Ces cris venaient de l’étage d’au-dessus, nous montèrent les marches quatre à quatre pour trouver Jack en train de se vider de son sang, d’où vient l’hémorragie, du ventre il me disait “ce n’est pas une légende, il est vrai, le Hill Billy est réel.
Puis sa tête tomba lentement sur le côté et sa poitrine cessa de se soulever, c’est fini, il est mort.
J’étais encore sous le choc, il ne pouvait pas être mort, il avait encore toute sa vie devant lui.
“J’appelle les autres, merde, pas de réseau”.
“Si on les retrouve on ne se sépare plus” dit Kelly.
Nous retournâmes au camp et nous trouvâmes Alisson, Sidney et William.
Nous leur expliquâmes notre macabre découverte.
Nous étions encore tous sous le choc.
Nous nous mîmes tous d’accord pur partir au plus vite, pas question de rester ici jusqu'au matin, je pris mon sac et le fouilla.
“Quelqu’un a vu mon portable ?” demandais-je
“Et le mien”, celui de Kelly avait lui aussi disparu, mais aussi celui de Sidney, celui de William et également celui d’Addison.
“Là, on a intérêt à vite se barrer d’ici “ dis-je.
Nous courûmes en direction de gilette quand soudain William dit : “Attendez, où est Kelly”.
Nous entendîmes un cri perçant, celui de Kelly, nous courûmes dans sa direction aussi vite que possible.
Elle était là, sur le dos tenant ses mains sur son ventre, je la pris sur mon dos en essayant de ne pas trop la secouer pour éviter une hémorragie accrue.
J’avais les larmes aux yeux, il fallait se dépêcher, nous pourrions arriver à la ville avant qu’elle ne se vide de son sang, mais pour ça, il fallait se dépêcher.
Nous sortîmes de la forêt et aperçurent les premières lumières de la ville.
Nous arrivâmes devant un bar et appelèrent à l’aide, un homme sortit, la quarantaine.
Il se précipita vers nous et nous demanda ce qui s’était passé, je lui racontais brièvement.

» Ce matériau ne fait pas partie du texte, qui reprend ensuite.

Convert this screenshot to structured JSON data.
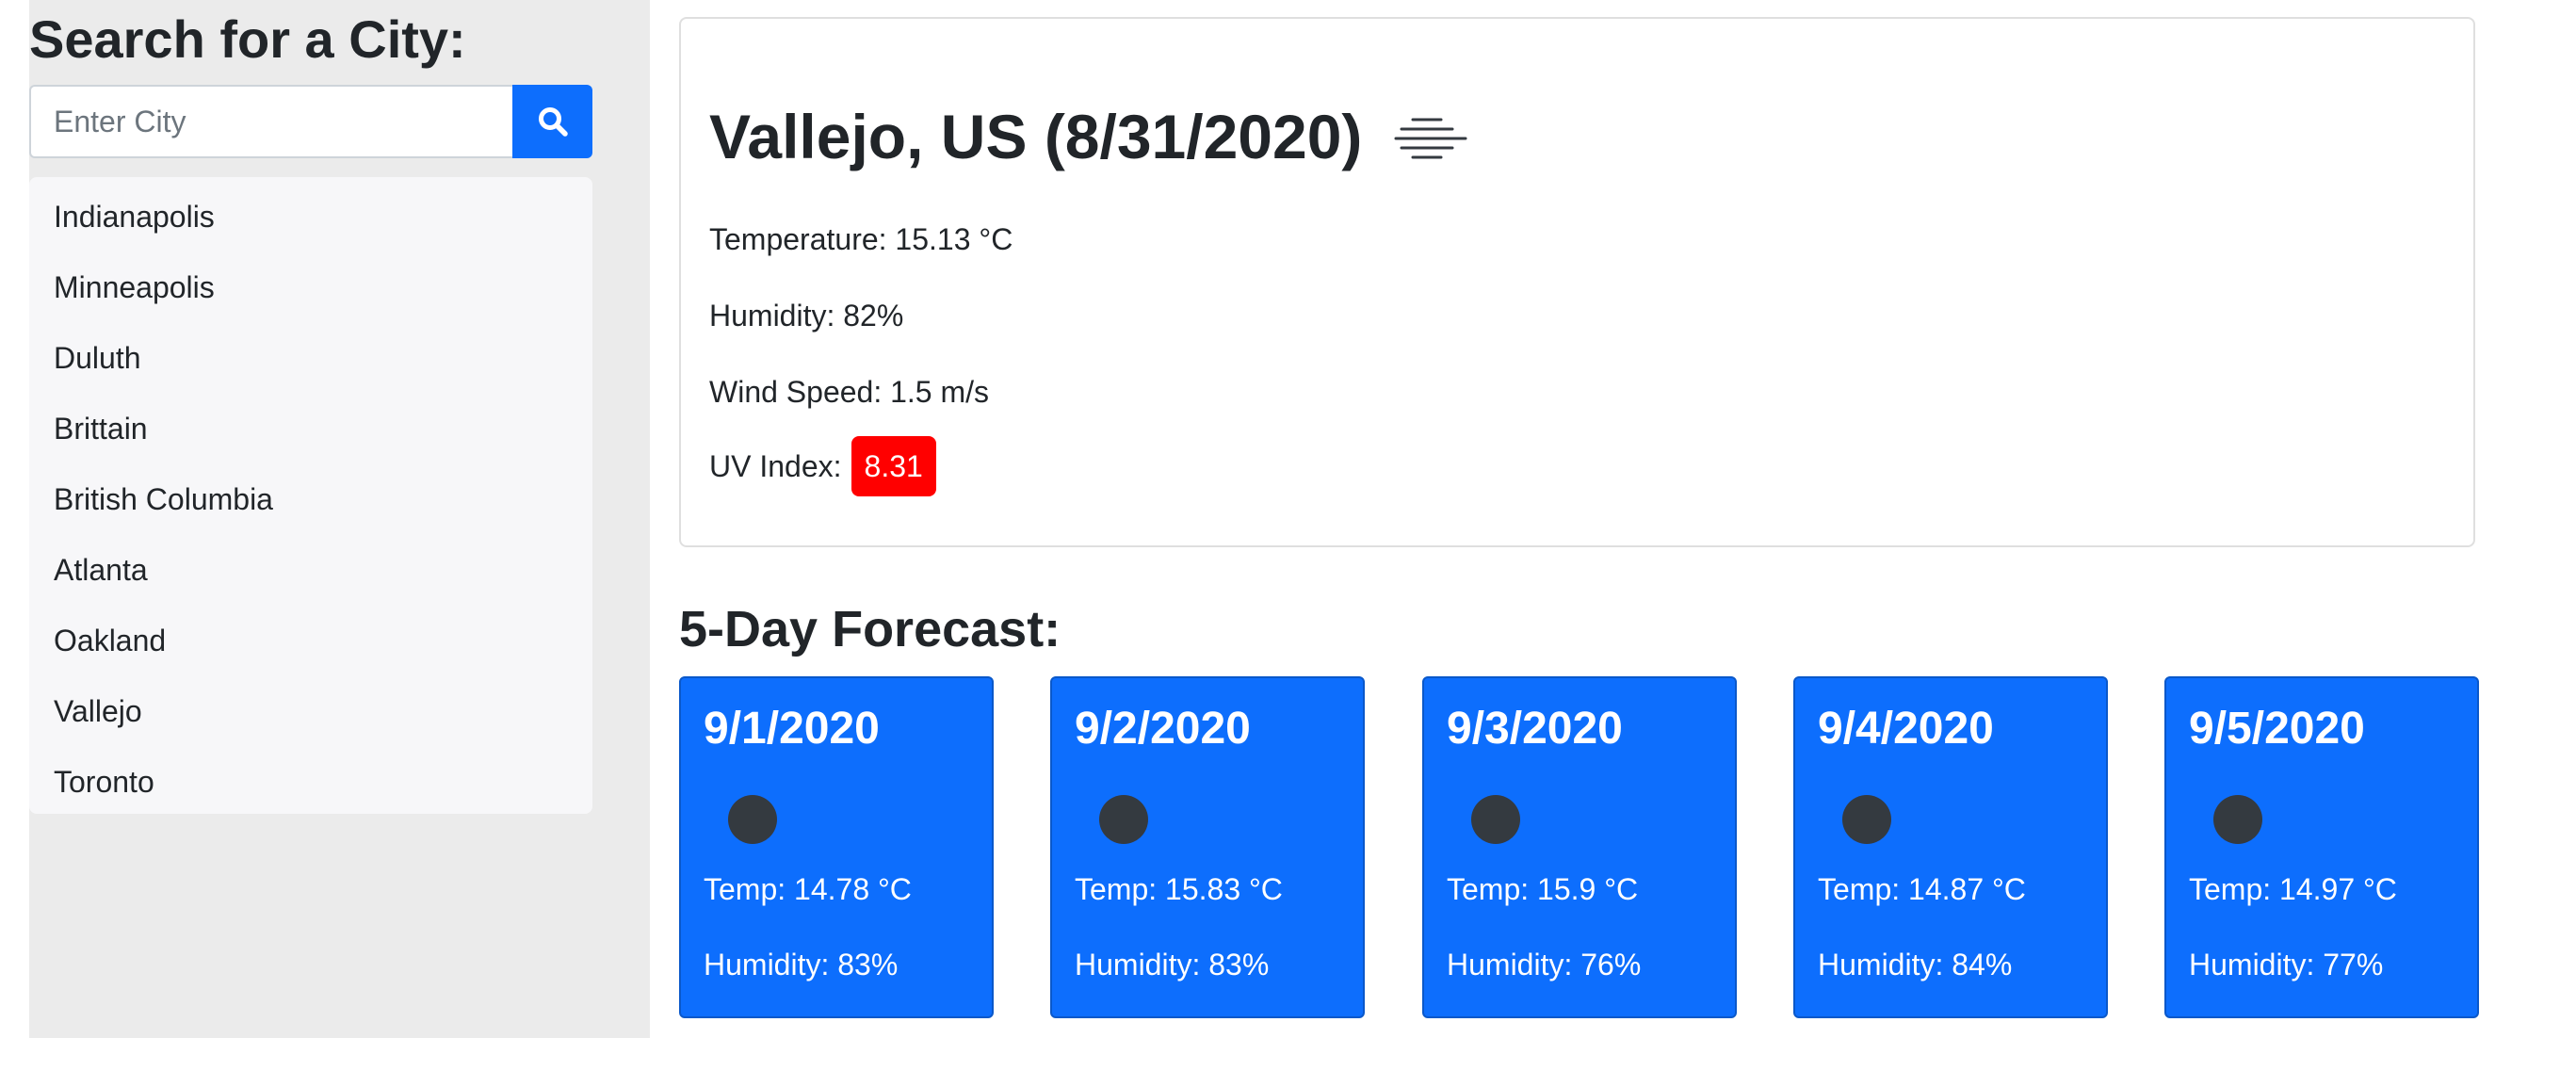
{
  "sidebar": {
    "title": "Search for a City:",
    "search": {
      "placeholder": "Enter City",
      "value": ""
    },
    "search_button_icon": "search-icon",
    "history": [
      "Indianapolis",
      "Minneapolis",
      "Duluth",
      "Brittain",
      "British Columbia",
      "Atlanta",
      "Oakland",
      "Vallejo",
      "Toronto"
    ]
  },
  "current": {
    "heading": "Vallejo, US (8/31/2020)",
    "weather_icon": "fog-icon",
    "temperature": "Temperature: 15.13 °C",
    "humidity": "Humidity: 82%",
    "wind": "Wind Speed: 1.5 m/s",
    "uv_label": "UV Index:",
    "uv_value": "8.31",
    "uv_color": "#ff0000"
  },
  "forecast": {
    "title": "5-Day Forecast:",
    "days": [
      {
        "date": "9/1/2020",
        "icon": "weather-icon",
        "temp": "Temp: 14.78 °C",
        "humidity": "Humidity: 83%"
      },
      {
        "date": "9/2/2020",
        "icon": "weather-icon",
        "temp": "Temp: 15.83 °C",
        "humidity": "Humidity: 83%"
      },
      {
        "date": "9/3/2020",
        "icon": "weather-icon",
        "temp": "Temp: 15.9 °C",
        "humidity": "Humidity: 76%"
      },
      {
        "date": "9/4/2020",
        "icon": "weather-icon",
        "temp": "Temp: 14.87 °C",
        "humidity": "Humidity: 84%"
      },
      {
        "date": "9/5/2020",
        "icon": "weather-icon",
        "temp": "Temp: 14.97 °C",
        "humidity": "Humidity: 77%"
      }
    ]
  },
  "colors": {
    "primary": "#0d6efd",
    "sidebar_bg": "#ebebeb",
    "uv_high": "#ff0000"
  }
}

Puis lui dit : “Avez-vous de quoi la soigner” ? Dis-je désignant d’un signe de tète Kelly.
“Oui, venez vite”.
Il nous fit entrer dans le bar puis nous dit de la poser sur la table.

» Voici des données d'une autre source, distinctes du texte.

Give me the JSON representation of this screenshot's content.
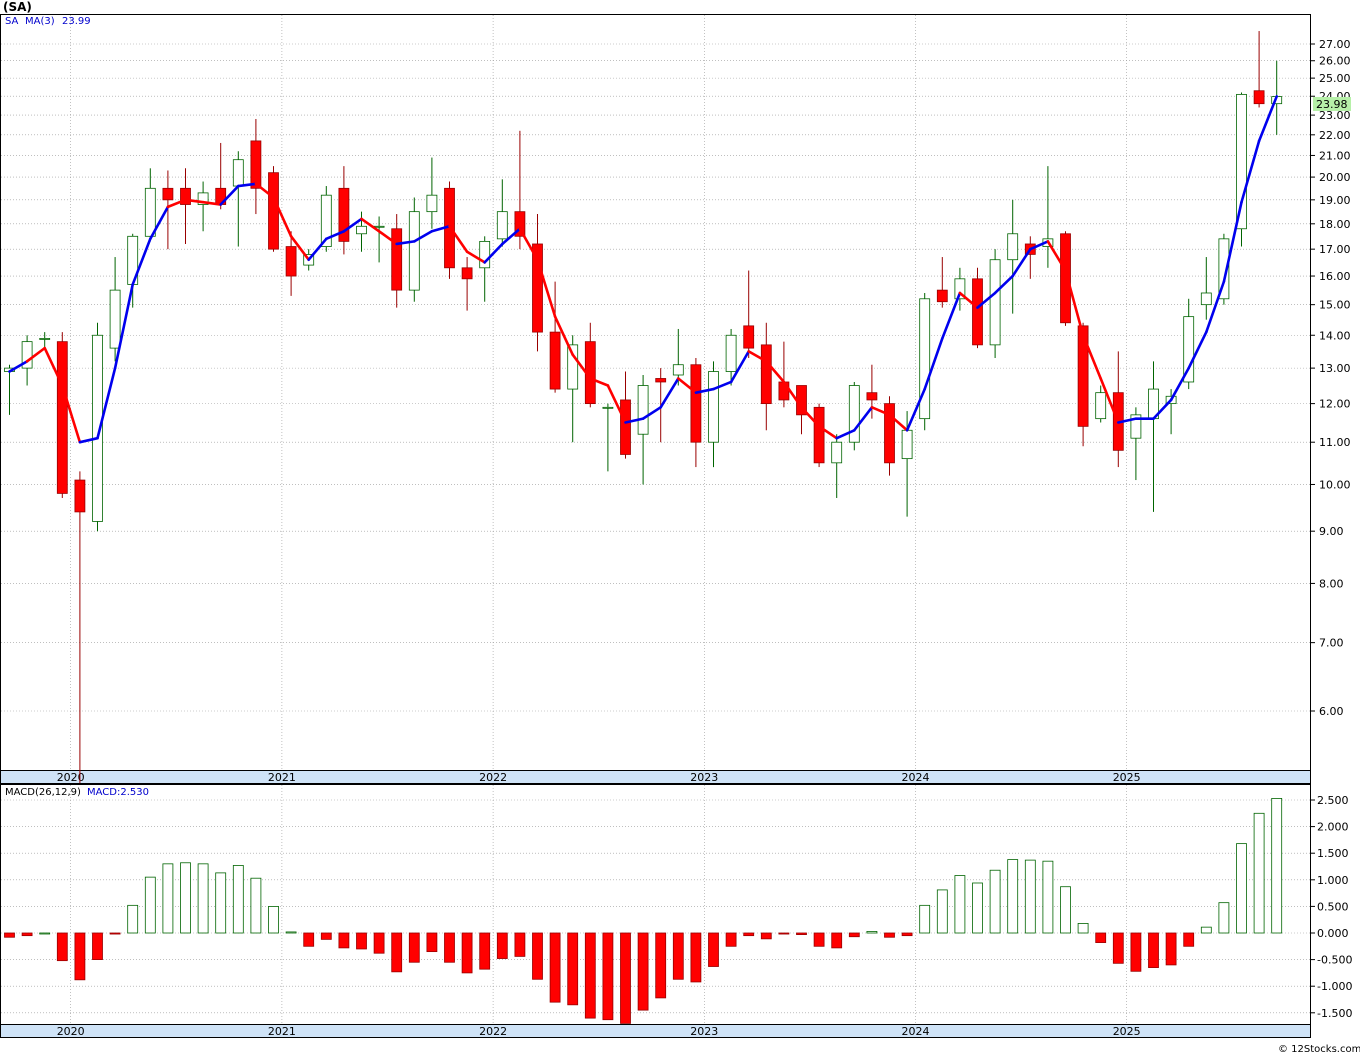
{
  "chart_title": "(SA)",
  "price_legend": {
    "symbol": "SA",
    "ma_label": "MA(3)",
    "ma_value": "23.99"
  },
  "last_price_label": "23.98",
  "macd_legend": {
    "label": "MACD(26,12,9)",
    "value_label": "MACD:2.530"
  },
  "footer": "© 12Stocks.com",
  "colors": {
    "up": "#006400",
    "down": "#ff0000",
    "ma_up": "#0000ee",
    "ma_down": "#ff0000",
    "axis_band": "#cfe3f7",
    "last_price_bg": "#b6f0a8",
    "grid": "#999999"
  },
  "chart_data": [
    {
      "type": "candlestick",
      "ylabel": "",
      "y_scale": "log",
      "y_ticks": [
        "6.00",
        "7.00",
        "8.00",
        "9.00",
        "10.00",
        "11.00",
        "12.00",
        "13.00",
        "14.00",
        "15.00",
        "16.00",
        "17.00",
        "18.00",
        "19.00",
        "20.00",
        "21.00",
        "22.00",
        "23.00",
        "24.00",
        "25.00",
        "26.00",
        "27.00"
      ],
      "x_ticks": [
        "2020",
        "2021",
        "2022",
        "2023",
        "2024",
        "2025"
      ],
      "candles": [
        {
          "o": 12.9,
          "h": 13.1,
          "l": 11.7,
          "c": 13.0
        },
        {
          "o": 13.0,
          "h": 14.0,
          "l": 12.5,
          "c": 13.8
        },
        {
          "o": 13.9,
          "h": 14.1,
          "l": 13.6,
          "c": 13.9
        },
        {
          "o": 13.8,
          "h": 14.1,
          "l": 9.7,
          "c": 9.8
        },
        {
          "o": 10.1,
          "h": 10.3,
          "l": 5.1,
          "c": 9.4
        },
        {
          "o": 9.2,
          "h": 14.4,
          "l": 9.0,
          "c": 14.0
        },
        {
          "o": 13.6,
          "h": 16.7,
          "l": 13.2,
          "c": 15.5
        },
        {
          "o": 15.7,
          "h": 17.6,
          "l": 14.9,
          "c": 17.5
        },
        {
          "o": 17.5,
          "h": 20.4,
          "l": 17.3,
          "c": 19.5
        },
        {
          "o": 19.5,
          "h": 20.3,
          "l": 17.0,
          "c": 19.0
        },
        {
          "o": 19.5,
          "h": 20.4,
          "l": 17.2,
          "c": 18.8
        },
        {
          "o": 18.8,
          "h": 19.8,
          "l": 17.7,
          "c": 19.3
        },
        {
          "o": 19.5,
          "h": 21.6,
          "l": 18.6,
          "c": 18.8
        },
        {
          "o": 19.6,
          "h": 21.2,
          "l": 17.1,
          "c": 20.8
        },
        {
          "o": 21.7,
          "h": 22.8,
          "l": 18.4,
          "c": 19.5
        },
        {
          "o": 20.2,
          "h": 20.5,
          "l": 16.9,
          "c": 17.0
        },
        {
          "o": 17.1,
          "h": 17.7,
          "l": 15.3,
          "c": 16.0
        },
        {
          "o": 16.4,
          "h": 17.0,
          "l": 16.2,
          "c": 16.8
        },
        {
          "o": 17.1,
          "h": 19.6,
          "l": 16.9,
          "c": 19.2
        },
        {
          "o": 19.5,
          "h": 20.5,
          "l": 16.8,
          "c": 17.3
        },
        {
          "o": 17.6,
          "h": 18.5,
          "l": 16.9,
          "c": 17.9
        },
        {
          "o": 17.9,
          "h": 18.3,
          "l": 16.5,
          "c": 17.9
        },
        {
          "o": 17.8,
          "h": 18.4,
          "l": 14.9,
          "c": 15.5
        },
        {
          "o": 15.5,
          "h": 19.1,
          "l": 15.1,
          "c": 18.5
        },
        {
          "o": 18.5,
          "h": 20.9,
          "l": 17.8,
          "c": 19.2
        },
        {
          "o": 19.5,
          "h": 19.8,
          "l": 15.9,
          "c": 16.3
        },
        {
          "o": 16.3,
          "h": 16.7,
          "l": 14.8,
          "c": 15.9
        },
        {
          "o": 16.3,
          "h": 17.5,
          "l": 15.1,
          "c": 17.3
        },
        {
          "o": 17.4,
          "h": 19.9,
          "l": 17.1,
          "c": 18.5
        },
        {
          "o": 18.5,
          "h": 22.2,
          "l": 17.0,
          "c": 17.5
        },
        {
          "o": 17.2,
          "h": 18.4,
          "l": 13.5,
          "c": 14.1
        },
        {
          "o": 14.1,
          "h": 15.8,
          "l": 12.3,
          "c": 12.4
        },
        {
          "o": 12.4,
          "h": 14.0,
          "l": 11.0,
          "c": 13.7
        },
        {
          "o": 13.8,
          "h": 14.4,
          "l": 11.9,
          "c": 12.0
        },
        {
          "o": 11.9,
          "h": 12.0,
          "l": 10.3,
          "c": 11.9
        },
        {
          "o": 12.1,
          "h": 12.9,
          "l": 10.6,
          "c": 10.7
        },
        {
          "o": 11.2,
          "h": 12.8,
          "l": 10.0,
          "c": 12.5
        },
        {
          "o": 12.7,
          "h": 13.0,
          "l": 11.0,
          "c": 12.6
        },
        {
          "o": 12.8,
          "h": 14.2,
          "l": 12.5,
          "c": 13.1
        },
        {
          "o": 13.1,
          "h": 13.3,
          "l": 10.4,
          "c": 11.0
        },
        {
          "o": 11.0,
          "h": 13.2,
          "l": 10.4,
          "c": 12.9
        },
        {
          "o": 12.9,
          "h": 14.2,
          "l": 12.5,
          "c": 14.0
        },
        {
          "o": 14.3,
          "h": 16.2,
          "l": 13.3,
          "c": 13.6
        },
        {
          "o": 13.7,
          "h": 14.4,
          "l": 11.3,
          "c": 12.0
        },
        {
          "o": 12.6,
          "h": 13.8,
          "l": 11.9,
          "c": 12.1
        },
        {
          "o": 12.5,
          "h": 12.5,
          "l": 11.2,
          "c": 11.7
        },
        {
          "o": 11.9,
          "h": 12.0,
          "l": 10.4,
          "c": 10.5
        },
        {
          "o": 10.5,
          "h": 11.2,
          "l": 9.7,
          "c": 11.0
        },
        {
          "o": 11.0,
          "h": 12.6,
          "l": 10.8,
          "c": 12.5
        },
        {
          "o": 12.3,
          "h": 13.1,
          "l": 11.6,
          "c": 12.1
        },
        {
          "o": 12.0,
          "h": 12.2,
          "l": 10.2,
          "c": 10.5
        },
        {
          "o": 10.6,
          "h": 11.8,
          "l": 9.3,
          "c": 11.3
        },
        {
          "o": 11.6,
          "h": 15.4,
          "l": 11.3,
          "c": 15.2
        },
        {
          "o": 15.5,
          "h": 16.7,
          "l": 14.9,
          "c": 15.1
        },
        {
          "o": 15.2,
          "h": 16.3,
          "l": 14.8,
          "c": 15.9
        },
        {
          "o": 15.9,
          "h": 16.3,
          "l": 13.6,
          "c": 13.7
        },
        {
          "o": 13.7,
          "h": 17.0,
          "l": 13.3,
          "c": 16.6
        },
        {
          "o": 16.6,
          "h": 19.0,
          "l": 14.7,
          "c": 17.6
        },
        {
          "o": 17.2,
          "h": 17.5,
          "l": 15.9,
          "c": 16.8
        },
        {
          "o": 17.1,
          "h": 20.5,
          "l": 16.3,
          "c": 17.4
        },
        {
          "o": 17.6,
          "h": 17.7,
          "l": 14.3,
          "c": 14.4
        },
        {
          "o": 14.3,
          "h": 14.4,
          "l": 10.9,
          "c": 11.4
        },
        {
          "o": 11.6,
          "h": 12.5,
          "l": 11.5,
          "c": 12.3
        },
        {
          "o": 12.3,
          "h": 13.5,
          "l": 10.4,
          "c": 10.8
        },
        {
          "o": 11.1,
          "h": 11.9,
          "l": 10.1,
          "c": 11.7
        },
        {
          "o": 11.6,
          "h": 13.2,
          "l": 9.4,
          "c": 12.4
        },
        {
          "o": 12.0,
          "h": 12.4,
          "l": 11.2,
          "c": 12.2
        },
        {
          "o": 12.6,
          "h": 15.2,
          "l": 12.4,
          "c": 14.6
        },
        {
          "o": 15.0,
          "h": 16.7,
          "l": 14.5,
          "c": 15.4
        },
        {
          "o": 15.2,
          "h": 17.6,
          "l": 15.0,
          "c": 17.4
        },
        {
          "o": 17.8,
          "h": 24.2,
          "l": 17.1,
          "c": 24.1
        },
        {
          "o": 24.3,
          "h": 27.8,
          "l": 23.4,
          "c": 23.6
        },
        {
          "o": 23.6,
          "h": 26.0,
          "l": 22.0,
          "c": 23.98
        }
      ],
      "moving_average": [
        12.9,
        13.2,
        13.6,
        12.5,
        11.0,
        11.1,
        13.0,
        15.7,
        17.4,
        18.7,
        19.0,
        18.9,
        18.8,
        19.6,
        19.7,
        19.1,
        17.5,
        16.6,
        17.4,
        17.7,
        18.2,
        17.7,
        17.2,
        17.3,
        17.7,
        17.9,
        16.9,
        16.5,
        17.2,
        17.8,
        16.6,
        14.6,
        13.4,
        12.7,
        12.5,
        11.5,
        11.6,
        11.9,
        12.7,
        12.3,
        12.4,
        12.6,
        13.5,
        13.2,
        12.6,
        11.9,
        11.4,
        11.1,
        11.3,
        11.9,
        11.7,
        11.3,
        12.4,
        13.9,
        15.4,
        14.9,
        15.4,
        16.0,
        17.0,
        17.3,
        16.2,
        14.0,
        12.7,
        11.5,
        11.6,
        11.6,
        12.1,
        13.0,
        14.1,
        15.8,
        18.9,
        21.7,
        23.99
      ],
      "ma_colors": [
        "b",
        "b",
        "r",
        "r",
        "r",
        "b",
        "b",
        "b",
        "b",
        "b",
        "r",
        "r",
        "r",
        "b",
        "b",
        "r",
        "r",
        "r",
        "b",
        "b",
        "b",
        "r",
        "r",
        "b",
        "b",
        "b",
        "r",
        "r",
        "b",
        "b",
        "r",
        "r",
        "r",
        "r",
        "r",
        "r",
        "b",
        "b",
        "b",
        "r",
        "b",
        "b",
        "b",
        "r",
        "r",
        "r",
        "r",
        "r",
        "b",
        "b",
        "r",
        "r",
        "b",
        "b",
        "b",
        "r",
        "b",
        "b",
        "b",
        "b",
        "r",
        "r",
        "r",
        "r",
        "b",
        "b",
        "b",
        "b",
        "b",
        "b",
        "b",
        "b",
        "b"
      ]
    },
    {
      "type": "bar",
      "name": "MACD",
      "ylim": [
        -1.75,
        2.75
      ],
      "y_ticks": [
        "-1.500",
        "-1.000",
        "-0.500",
        "0.000",
        "0.500",
        "1.000",
        "1.500",
        "2.000",
        "2.500"
      ],
      "x_ticks": [
        "2020",
        "2021",
        "2022",
        "2023",
        "2024",
        "2025"
      ],
      "values": [
        -0.08,
        -0.05,
        0,
        -0.52,
        -0.88,
        -0.5,
        -0.02,
        0.52,
        1.05,
        1.3,
        1.32,
        1.3,
        1.13,
        1.27,
        1.03,
        0.5,
        0.02,
        -0.25,
        -0.12,
        -0.28,
        -0.3,
        -0.38,
        -0.73,
        -0.55,
        -0.35,
        -0.55,
        -0.75,
        -0.68,
        -0.48,
        -0.44,
        -0.87,
        -1.3,
        -1.35,
        -1.6,
        -1.63,
        -1.7,
        -1.45,
        -1.22,
        -0.87,
        -0.92,
        -0.63,
        -0.25,
        -0.05,
        -0.11,
        -0.02,
        -0.03,
        -0.25,
        -0.28,
        -0.07,
        0.03,
        -0.08,
        -0.05,
        0.52,
        0.81,
        1.08,
        0.94,
        1.18,
        1.38,
        1.37,
        1.35,
        0.87,
        0.18,
        -0.18,
        -0.57,
        -0.72,
        -0.65,
        -0.6,
        -0.25,
        0.11,
        0.57,
        1.68,
        2.25,
        2.53
      ]
    }
  ]
}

Mais quand nous l’avons regardé nous étions emplis de tristesse, sa peau était très pale, l’homme prit son pouls puis me regarda avec empathie et me dis : “C’est fini, elle est morte”.
Puis tout se passa très vite, la police, l’ambulance, nos parents.
Le sheriff vint me trouver et me dit : “Nous avons inspecté la cabane, et nous avons trouvé de la nourriture et des braises encore rougeoyantes, ce qui veut dire que quelqu’un était dans la cabane et puisque ce n’est pas vous et que personne n’est allée dans cette maison...”
“Ce n’est pas une malédiction qui a tué mes amis, mais un être humain”.
2 mois plus tard Butler, Pennsylvanie.
Je suis seul chez moi Quand je reçois un appel de... Kelly ! je décroche “Allo, Kelly c’est toi dis-je d’un ton rempli d’espoir”, Une voix métallique me répondit “Bonsoir Jeff, je suis venu terminer ce que j’ai commencé à Gilette”.